Energy generation from friction-induced vibration of a piezoelectric beam
Yu Xiao, Nan Wu, Quan Wang
Abstract
• Friction-induced vibration (FIV) of continuum beams was first studied. • Energy generation from FIV on a piezoelectric beam was modeled and validated. • Close to resonant vibrations can be achieved in multiple vibration modes. • Milliwatt level power can be harvested by centimeter-size piezoelectric materials. • Materials boosting stick-slip motion at higher FIV modes can enhance power output. The primary challenge in harnessing vibration energy with piezoelectric materials is the discrepancy in frequency between the energy source and the energy generator, which lowers the efficiency of energy harvesting. To address the challenge, a piezoelectric beam under friction-induced vibration (FIV) is designed, modeled, and studied for the first time to realize the pronounced FIV contributing to energy generation by adapting the vibrations of the continuum structure to align close to its resonant frequencies. The Stribeck friction model is applied to characterize the variation of friction based on the relative sliding velocity v r between contacting objects. The analytical solution is derived to solve the dynamic responses, and transient charging simulation validated by the experiment is utilized to assess energy output. Furthermore, parameter studies are conducted based on the validated model with regard to the material properties of the beam and piezoelectric material, electrode connections of piezoelectric patches, and friction model parameters to investigate their influences on energy output.
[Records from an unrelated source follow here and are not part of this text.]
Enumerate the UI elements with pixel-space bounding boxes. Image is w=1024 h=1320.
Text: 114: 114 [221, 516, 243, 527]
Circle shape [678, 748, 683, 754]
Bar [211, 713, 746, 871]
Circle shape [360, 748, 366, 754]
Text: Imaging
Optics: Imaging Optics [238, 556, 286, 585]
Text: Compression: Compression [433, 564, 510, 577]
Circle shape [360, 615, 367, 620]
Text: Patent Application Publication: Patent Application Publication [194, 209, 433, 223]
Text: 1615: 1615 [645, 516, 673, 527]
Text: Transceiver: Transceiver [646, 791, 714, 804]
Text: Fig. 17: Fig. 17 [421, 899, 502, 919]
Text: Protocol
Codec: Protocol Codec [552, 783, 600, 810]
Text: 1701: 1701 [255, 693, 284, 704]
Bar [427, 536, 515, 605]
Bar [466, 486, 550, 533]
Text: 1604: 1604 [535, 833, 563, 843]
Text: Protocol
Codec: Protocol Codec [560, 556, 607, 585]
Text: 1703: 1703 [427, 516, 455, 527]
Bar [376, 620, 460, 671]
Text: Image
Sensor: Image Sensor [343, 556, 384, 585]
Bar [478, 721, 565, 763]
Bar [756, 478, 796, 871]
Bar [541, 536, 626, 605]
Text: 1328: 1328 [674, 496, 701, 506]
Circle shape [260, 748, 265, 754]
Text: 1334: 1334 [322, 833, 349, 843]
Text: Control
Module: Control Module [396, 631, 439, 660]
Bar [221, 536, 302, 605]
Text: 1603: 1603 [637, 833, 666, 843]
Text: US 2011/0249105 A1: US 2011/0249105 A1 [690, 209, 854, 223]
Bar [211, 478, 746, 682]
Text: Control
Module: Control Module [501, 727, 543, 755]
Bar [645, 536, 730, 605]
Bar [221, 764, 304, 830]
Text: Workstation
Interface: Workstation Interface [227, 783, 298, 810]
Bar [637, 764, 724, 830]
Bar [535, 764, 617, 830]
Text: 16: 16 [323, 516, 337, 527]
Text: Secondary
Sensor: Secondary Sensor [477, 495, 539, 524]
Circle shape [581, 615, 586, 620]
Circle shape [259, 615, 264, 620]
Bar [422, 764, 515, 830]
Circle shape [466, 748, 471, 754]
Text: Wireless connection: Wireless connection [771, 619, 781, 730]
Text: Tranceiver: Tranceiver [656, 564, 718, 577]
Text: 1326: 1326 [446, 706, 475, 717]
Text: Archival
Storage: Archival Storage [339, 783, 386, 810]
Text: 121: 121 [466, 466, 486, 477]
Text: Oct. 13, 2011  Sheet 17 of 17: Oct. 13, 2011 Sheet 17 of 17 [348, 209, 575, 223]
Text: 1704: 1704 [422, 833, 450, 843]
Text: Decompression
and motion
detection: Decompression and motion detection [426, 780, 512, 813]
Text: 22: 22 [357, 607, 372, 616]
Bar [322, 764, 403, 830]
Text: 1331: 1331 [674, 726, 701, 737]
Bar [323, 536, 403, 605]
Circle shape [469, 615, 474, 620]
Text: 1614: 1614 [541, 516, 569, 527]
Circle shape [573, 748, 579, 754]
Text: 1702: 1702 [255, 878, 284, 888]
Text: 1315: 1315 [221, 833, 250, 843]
Considering the same dimensional properties, materials with low Young's modulus E and density ρ are desired for the host structure to facilitate large dynamic strain in piezoelectric materials. With an exponential decay factor C = 8, representing optimal material contact interface, pronounced higher FIV mode can be induced leading to higher output power. A root mean square charging power P e RMS of 42.4 mW and a peak instant charging power P e − peak of 263 mW can be achieved. In the current study, the model is implemented on a beam coupled with one piezoelectric patch, which has potential applicability to non-uniform beams with various layouts of piezoelectric patches. The presented model enables efficient optimization of continuum structural design for higher piezoelectric energy generation under friction.